By continuing to make Worlds an Olympic qualifier, the ISU is more-or-less forcing top-level skaters to travel to the event and introducing severe consequences for withdrawing. National governing bodies will likewise be pressuring their athletes to attend Worlds for their country’s sake or risk backlash from the federation. The vast majority of skaters really have no power to stand up to the ISU on this.
Who else can help?
So, who would have the power to criticize the ISU or call for the event’s cancellation if it appears unsafe?
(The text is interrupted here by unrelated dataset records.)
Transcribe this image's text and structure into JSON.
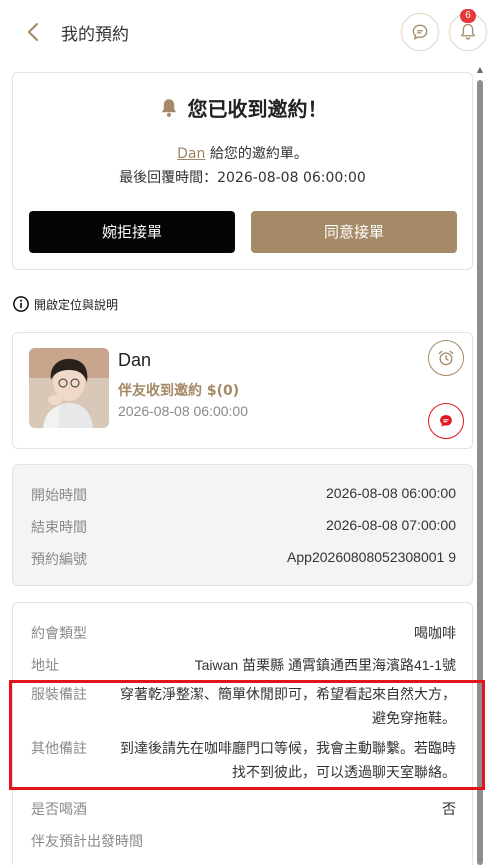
{
  "header": {
    "title": "我的預約",
    "notification_count": "6",
    "chat_icon": "chat-bubble-icon",
    "bell_icon": "bell-icon"
  },
  "invite": {
    "heading": "您已收到邀約！",
    "sender_name": "Dan",
    "sender_suffix": " 給您的邀約單。",
    "deadline": "最後回覆時間：2026-08-08 06:00:00",
    "reject_label": "婉拒接單",
    "accept_label": "同意接單"
  },
  "locate_label": "開啟定位與說明",
  "partner": {
    "name": "Dan",
    "subtitle": "伴友收到邀約 $(0)",
    "time": "2026-08-08 06:00:00"
  },
  "schedule": [
    {
      "label": "開始時間",
      "value": "2026-08-08 06:00:00"
    },
    {
      "label": "結束時間",
      "value": "2026-08-08 07:00:00"
    },
    {
      "label": "預約編號",
      "value": "App20260808052308001 9"
    }
  ],
  "details": {
    "type_label": "約會類型",
    "type_value": "喝咖啡",
    "address_label": "地址",
    "address_value": "Taiwan 苗栗縣 通霄鎮通西里海濱路41-1號",
    "dress_label": "服裝備註",
    "dress_value": "穿著乾淨整潔、簡單休閒即可，希望看起來自然大方，避免穿拖鞋。",
    "other_label": "其他備註",
    "other_value": "到達後請先在咖啡廳門口等候，我會主動聯繫。若臨時找不到彼此，可以透過聊天室聯絡。",
    "alcohol_label": "是否喝酒",
    "alcohol_value": "否",
    "depart_label": "伴友預計出發時間"
  },
  "colors": {
    "accent": "#a48a66",
    "highlight": "#e3141c",
    "reject": "#050505"
  }
}
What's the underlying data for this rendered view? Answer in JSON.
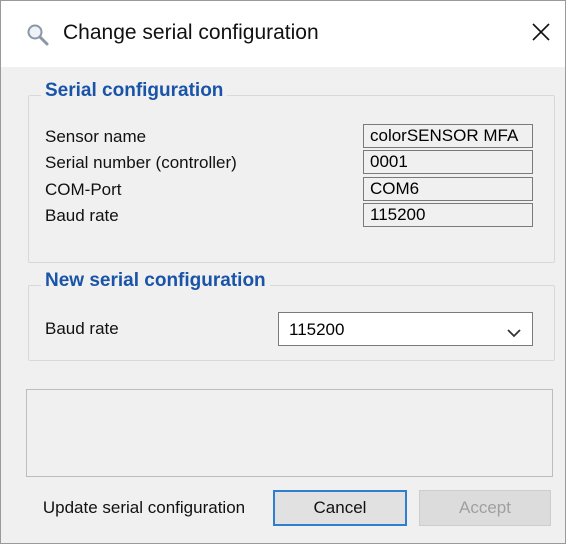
{
  "window": {
    "title": "Change serial configuration",
    "title_icon": "magnifier-icon",
    "close_icon": "close-icon"
  },
  "current": {
    "legend": "Serial configuration",
    "fields": [
      {
        "label": "Sensor name",
        "value": "colorSENSOR MFA"
      },
      {
        "label": "Serial number (controller)",
        "value": "0001"
      },
      {
        "label": "COM-Port",
        "value": "COM6"
      },
      {
        "label": "Baud rate",
        "value": "115200"
      }
    ]
  },
  "new_config": {
    "legend": "New serial configuration",
    "baud_label": "Baud rate",
    "baud_value": "115200"
  },
  "buttons": {
    "update": "Update serial configuration",
    "cancel": "Cancel",
    "accept": "Accept"
  },
  "colors": {
    "legend": "#1a54a8",
    "focus_border": "#2f7fd0",
    "disabled_text": "#a0a0a0"
  }
}
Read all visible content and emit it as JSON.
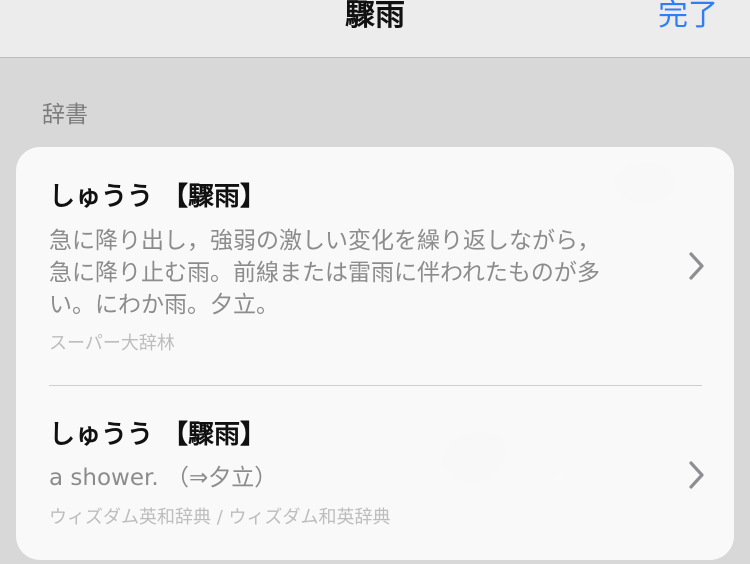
{
  "navbar": {
    "title": "驟雨",
    "done_label": "完了"
  },
  "section": {
    "header": "辞書"
  },
  "entries": [
    {
      "title": "しゅうう 【驟雨】",
      "definition_lines": [
        "急に降り出し，強弱の激しい変化を繰り返しながら，",
        "急に降り止む雨。前線または雷雨に伴われたものが多",
        "い。にわか雨。夕立。"
      ],
      "source": "スーパー大辞林",
      "chevron_icon": "chevron-right-icon"
    },
    {
      "title": "しゅうう 【驟雨】",
      "definition": "a shower. （⇒夕立）",
      "source": "ウィズダム英和辞典 / ウィズダム和英辞典",
      "chevron_icon": "chevron-right-icon"
    }
  ],
  "colors": {
    "accent": "#2f7ef6",
    "secondary_text": "#8c8c8c",
    "tertiary_text": "#bdbdbd"
  }
}
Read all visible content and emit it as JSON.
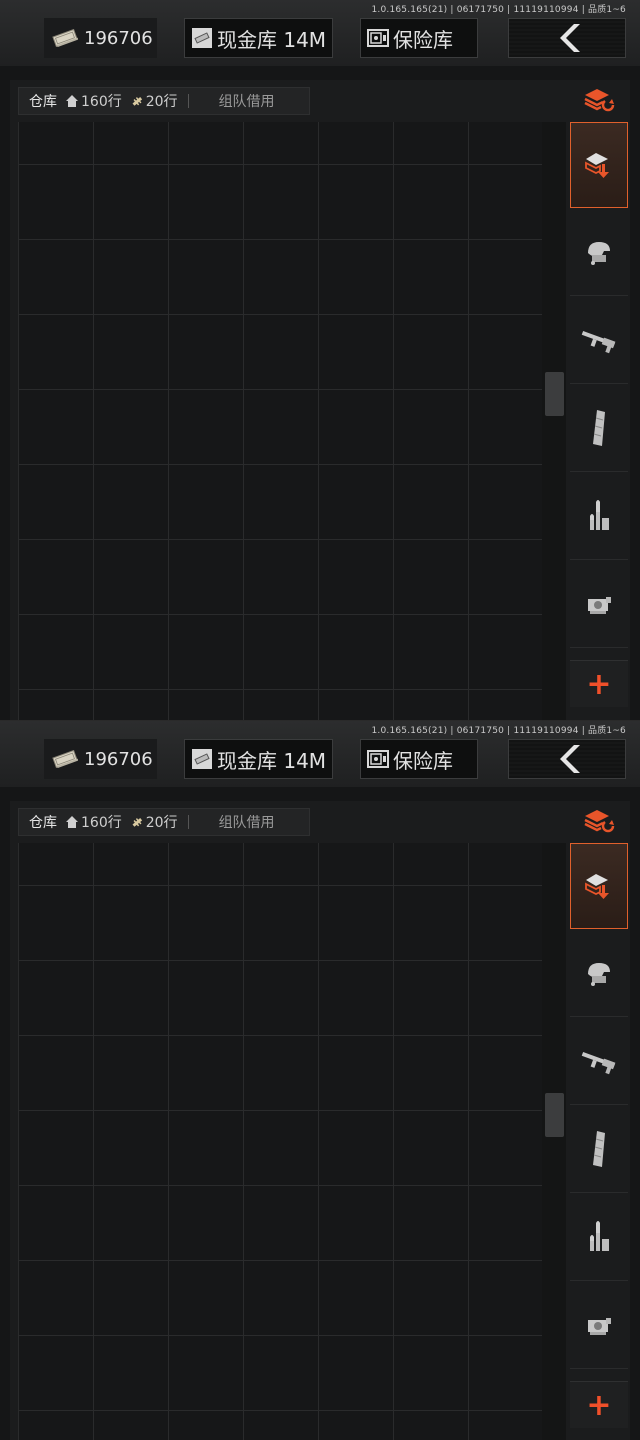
{
  "screens": [
    {
      "version": "1.0.165.165(21) | 06171750 | 11119110994 | 品质1~6",
      "currency": "196706",
      "cash_vault_label": "现金库 14M",
      "safe_label": "保险库",
      "toolbar": {
        "warehouse": "仓库",
        "rows": "160行",
        "capacity": "20行",
        "team_borrow": "组队借用"
      },
      "scroll_fraction": 0.45,
      "add_label": "+"
    },
    {
      "version": "1.0.165.165(21) | 06171750 | 11119110994 | 品质1~6",
      "currency": "196706",
      "cash_vault_label": "现金库 14M",
      "safe_label": "保险库",
      "toolbar": {
        "warehouse": "仓库",
        "rows": "160行",
        "capacity": "20行",
        "team_borrow": "组队借用"
      },
      "scroll_fraction": 0.45,
      "add_label": "+"
    }
  ],
  "side_categories": [
    "all-items-icon",
    "helmet-armor-icon",
    "rifle-icon",
    "magazine-icon",
    "ammo-icon",
    "scope-icon"
  ],
  "colors": {
    "accent": "#e0602c",
    "plus": "#f0502a",
    "background": "#151617"
  }
}
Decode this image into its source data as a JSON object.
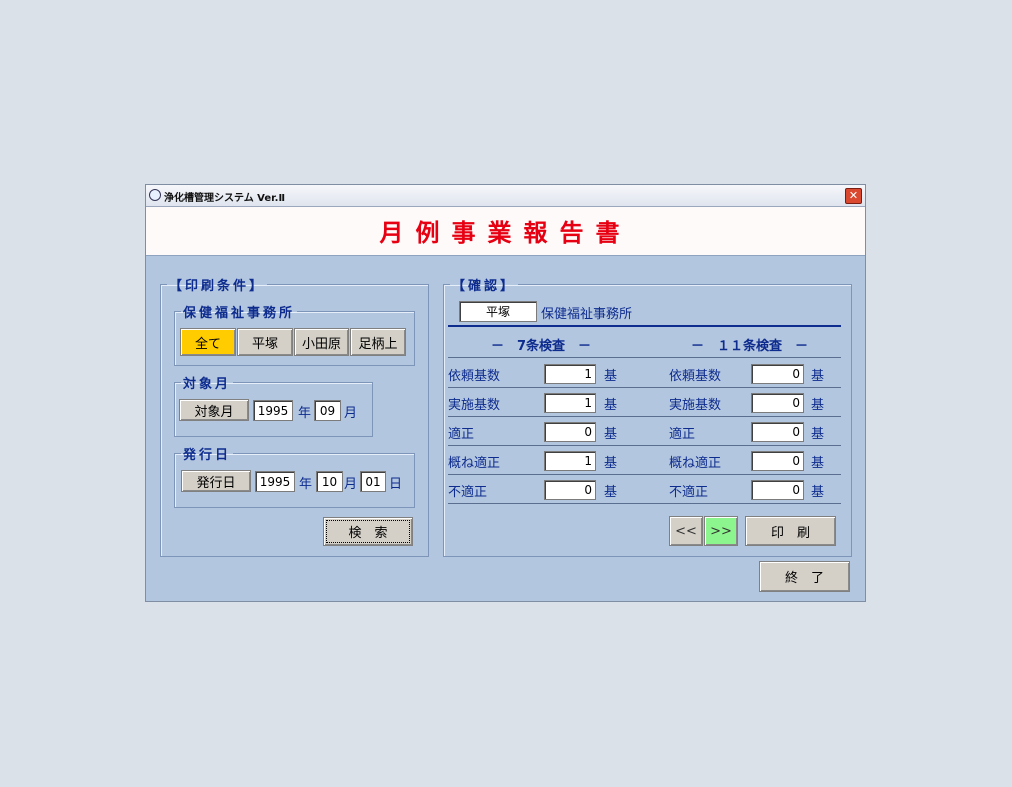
{
  "window": {
    "title": "浄化槽管理システム Ver.Ⅱ",
    "close": "✕"
  },
  "header": {
    "title": "月例事業報告書"
  },
  "print_conditions": {
    "legend": "【印刷条件】",
    "office": {
      "legend": "保健福祉事務所",
      "buttons": [
        "全て",
        "平塚",
        "小田原",
        "足柄上"
      ],
      "selected": "全て",
      "selected_color": "#ffcc00"
    },
    "target_month": {
      "legend": "対象月",
      "button": "対象月",
      "year": "1995",
      "year_unit": "年",
      "month": "09",
      "month_unit": "月"
    },
    "issue_date": {
      "legend": "発行日",
      "button": "発行日",
      "year": "1995",
      "year_unit": "年",
      "month": "10",
      "month_unit": "月",
      "day": "01",
      "day_unit": "日"
    },
    "search_button": "検　索"
  },
  "confirm": {
    "legend": "【確認】",
    "office_value": "平塚",
    "office_suffix": "保健福祉事務所",
    "col7_title": "－　7条検査　－",
    "col11_title": "－　１１条検査　－",
    "unit": "基",
    "rows": [
      {
        "label": "依頼基数",
        "v7": "1",
        "v11": "0"
      },
      {
        "label": "実施基数",
        "v7": "1",
        "v11": "0"
      },
      {
        "label": "適正",
        "v7": "0",
        "v11": "0"
      },
      {
        "label": "概ね適正",
        "v7": "1",
        "v11": "0"
      },
      {
        "label": "不適正",
        "v7": "0",
        "v11": "0"
      }
    ],
    "prev_button": "<<",
    "next_button": ">>",
    "next_color": "#8df58d",
    "print_button": "印　刷"
  },
  "exit_button": "終　了"
}
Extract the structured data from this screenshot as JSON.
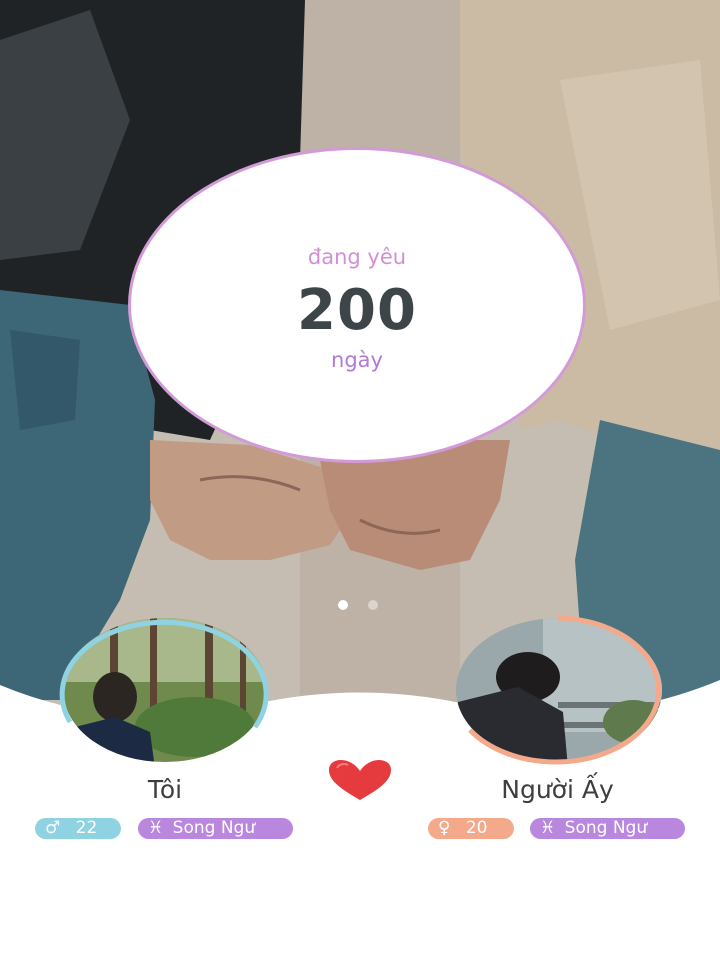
{
  "counter": {
    "label_top": "đang yêu",
    "days": "200",
    "label_bottom": "ngày"
  },
  "carousel": {
    "pages": 2,
    "active_page": 1
  },
  "me": {
    "name": "Tôi",
    "gender_symbol": "♂",
    "age": "22",
    "zodiac_symbol": "♓",
    "zodiac": "Song Ngư",
    "ring_color": "#8fd3e3",
    "chip_color": "#8fd3e3"
  },
  "partner": {
    "name": "Người Ấy",
    "gender_symbol": "♀",
    "age": "20",
    "zodiac_symbol": "♓",
    "zodiac": "Song Ngư",
    "ring_color": "#f3a98a",
    "chip_color": "#f3a98a"
  },
  "zodiac_chip_color": "#b987de",
  "heart_icon": "heart-icon",
  "colors": {
    "ring": "#d39ad8",
    "days": "#3d4548"
  }
}
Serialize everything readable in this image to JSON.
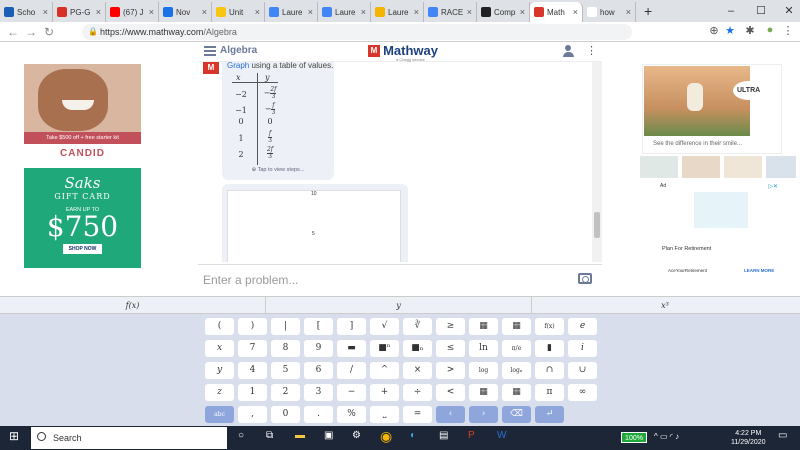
{
  "browser": {
    "tabs": [
      {
        "label": "Scho",
        "color": "#1a5fb4"
      },
      {
        "label": "PG-G",
        "color": "#d93025"
      },
      {
        "label": "(67) J",
        "color": "#ff0000"
      },
      {
        "label": "Nov",
        "color": "#1a73e8"
      },
      {
        "label": "Unit",
        "color": "#f9c513"
      },
      {
        "label": "Laure",
        "color": "#4285f4"
      },
      {
        "label": "Laure",
        "color": "#4285f4"
      },
      {
        "label": "Laure",
        "color": "#f4b400"
      },
      {
        "label": "RACE",
        "color": "#4285f4"
      },
      {
        "label": "Comp",
        "color": "#202124"
      },
      {
        "label": "Math",
        "color": "#d9362b"
      },
      {
        "label": "how",
        "color": "#ffffff"
      }
    ],
    "url_host": "https://www.mathway.com",
    "url_path": "/Algebra"
  },
  "app": {
    "subject": "Algebra",
    "logo_badge": "M",
    "logo_text": "Mathway",
    "logo_sub": "a Chegg service",
    "instruction_prefix": "Graph",
    "instruction_rest": "using a table of values.",
    "table_x_header": "x",
    "table_y_header": "y",
    "table_rows": [
      {
        "x": "−2",
        "sign": "−",
        "num": "2f",
        "den": "3"
      },
      {
        "x": "−1",
        "sign": "−",
        "num": "f",
        "den": "3"
      },
      {
        "x": "0",
        "sign": "",
        "num": "",
        "den": "",
        "plain": "0"
      },
      {
        "x": "1",
        "sign": "",
        "num": "f",
        "den": "3"
      },
      {
        "x": "2",
        "sign": "",
        "num": "2f",
        "den": "3"
      }
    ],
    "tap_text": "Tap to view steps...",
    "graph_tick_top": "10",
    "graph_tick_mid": "5",
    "input_placeholder": "Enter a problem..."
  },
  "ads": {
    "candid_strip": "Take $500 off + free starter kit",
    "candid_brand": "CANDID",
    "saks_title": "Saks",
    "saks_gift": "GIFT CARD",
    "saks_earn": "EARN UP TO",
    "saks_amount": "$750",
    "saks_shop": "SHOP NOW",
    "ultra_logo": "ULTRA",
    "ultra_caption": "See the difference in their smile...",
    "ad_label": "Ad",
    "plan": "Plan For Retirement",
    "ace": "AceYourRetirement",
    "learn": "LEARN MORE"
  },
  "keyboard": {
    "tabs": [
      "f(x)",
      "y",
      "x³"
    ],
    "rows": [
      [
        "(",
        ")",
        "|",
        "[",
        "]",
        "√",
        "∛",
        "≥",
        "▦",
        "▦",
        "f(x)",
        "e"
      ],
      [
        "x",
        "7",
        "8",
        "9",
        "▬",
        "■ⁿ",
        "■ₙ",
        "≤",
        "ln",
        "π/e",
        "▮",
        "i"
      ],
      [
        "y",
        "4",
        "5",
        "6",
        "/",
        "^",
        "×",
        ">",
        "log",
        "logₙ",
        "∩",
        "∪"
      ],
      [
        "z",
        "1",
        "2",
        "3",
        "−",
        "+",
        "÷",
        "<",
        "▦",
        "▦",
        "π",
        "∞"
      ],
      [
        "abc",
        ",",
        "0",
        ".",
        "%",
        "⎵",
        "=",
        "‹",
        "›",
        "⌫",
        "↵",
        ""
      ]
    ]
  },
  "taskbar": {
    "search": "Search",
    "battery": "100%",
    "time": "4:22 PM",
    "date": "11/29/2020"
  }
}
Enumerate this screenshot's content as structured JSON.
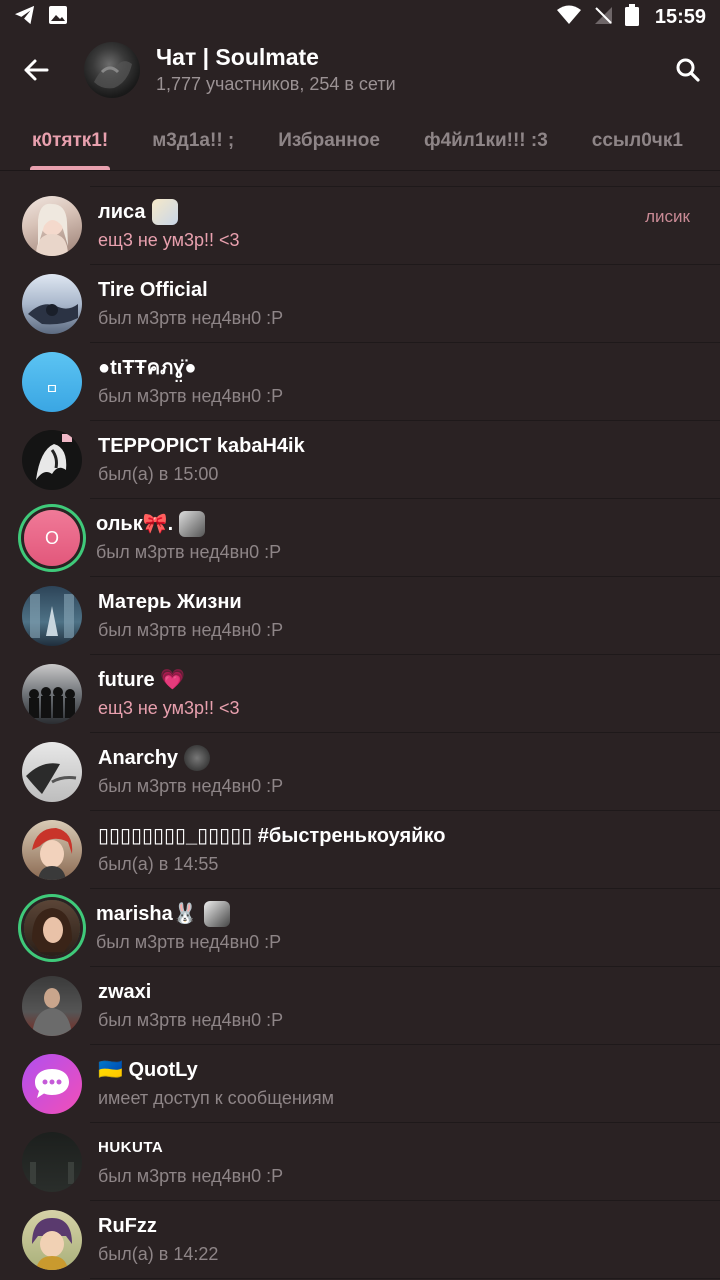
{
  "status_bar": {
    "time": "15:59"
  },
  "header": {
    "title": "Чат | Soulmate",
    "subtitle": "1,777 участников, 254 в сети"
  },
  "tabs": [
    {
      "label": "к0тятк1!",
      "active": true
    },
    {
      "label": "м3д1а!! ;",
      "active": false
    },
    {
      "label": "Избранное",
      "active": false
    },
    {
      "label": "ф4йл1ки!!! :3",
      "active": false
    },
    {
      "label": "ссыл0чк1",
      "active": false
    }
  ],
  "members": [
    {
      "name": "лиса",
      "status": "ещ3 не ум3р!! <3",
      "online": true,
      "badge": "лисик"
    },
    {
      "name": "Tire Official",
      "status": "был м3ртв нед4вн0 :P"
    },
    {
      "name": "●tιŦŦคภɣ̤̈●",
      "status": "был м3ртв нед4вн0 :P",
      "avatar_letter": "ㅁ"
    },
    {
      "name": "TEPPOPICT kabaH4ik",
      "status": "был(а) в 15:00"
    },
    {
      "name": "ольк🎀.",
      "status": "был м3ртв нед4вн0 :P",
      "avatar_letter": "O"
    },
    {
      "name": "Матерь Жизни",
      "status": "был м3ртв нед4вн0 :P"
    },
    {
      "name": "future 💗",
      "status": "ещ3 не ум3р!! <3",
      "online": true
    },
    {
      "name": "Anarchy",
      "status": "был м3ртв нед4вн0 :P"
    },
    {
      "name": "▯▯▯▯▯▯▯▯_▯▯▯▯▯ #быстренькоуяйко",
      "status": "был(а) в 14:55"
    },
    {
      "name": "marisha🐰",
      "status": "был м3ртв нед4вн0 :P"
    },
    {
      "name": "zwaxi",
      "status": "был м3ртв нед4вн0 :P"
    },
    {
      "name": "🇺🇦 QuotLy",
      "status": "имеет доступ к сообщениям"
    },
    {
      "name": "HUKUTA",
      "status": "был м3ртв нед4вн0 :P"
    },
    {
      "name": "RuFzz",
      "status": "был(а) в 14:22"
    }
  ],
  "colors": {
    "background": "#2a2223",
    "accent": "#e8a0ae",
    "secondary_text": "#8e8587",
    "story_ring": "#3fca7a"
  }
}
While there are a few national federations who could have the power to influence ISU decisions, none have done so, at least not publicly. The Russian federations is unquestionably the most influential, but as evidenced by their domestic events this season, they clearly have no concern for COVID risks. US Figure Skating still holds a great deal of influence, and it’s possible some of the safety measures for Worlds were recommended or demanded by USFS given how closely they mirror what was implemented for Skate America and US Nationals, but the federation has not made any public statements of record.
The Canadian federation initially said that they might not be able to send skaters to Worlds, but backed down from that position, and while the Japanese speed skating organization did not send their athletes to the speed skating World Cup recently, there has been no suggestion of holding back figure skaters from Worlds.
The last hope for event oversight would be the local government where the competition is taking place, as we saw with Worlds last year where the city of Montreal stepped in and cancelled the event when the ISU did not. Unfortunately, the Swedish government has not had a coherent coronavirus response strategy at any point during the pandemic and it does not seem that they are about to start now. (To be clear, the ISU did not intentionally pick a host nation who would allow them to skirt coronavirus safety measures–Stockholm was announced as the host city in June 2018–but it has certainly been convenient in their event planning.)
So that’s where we are: the 2021 World Figure Skating Championships appear to be going ahead, as planned, and as an Olympic qualifier. Whether athletes or federations will respond differently if there is unpunished rule-breaking is another discussion entirely, and hopefully one we won’t need to have.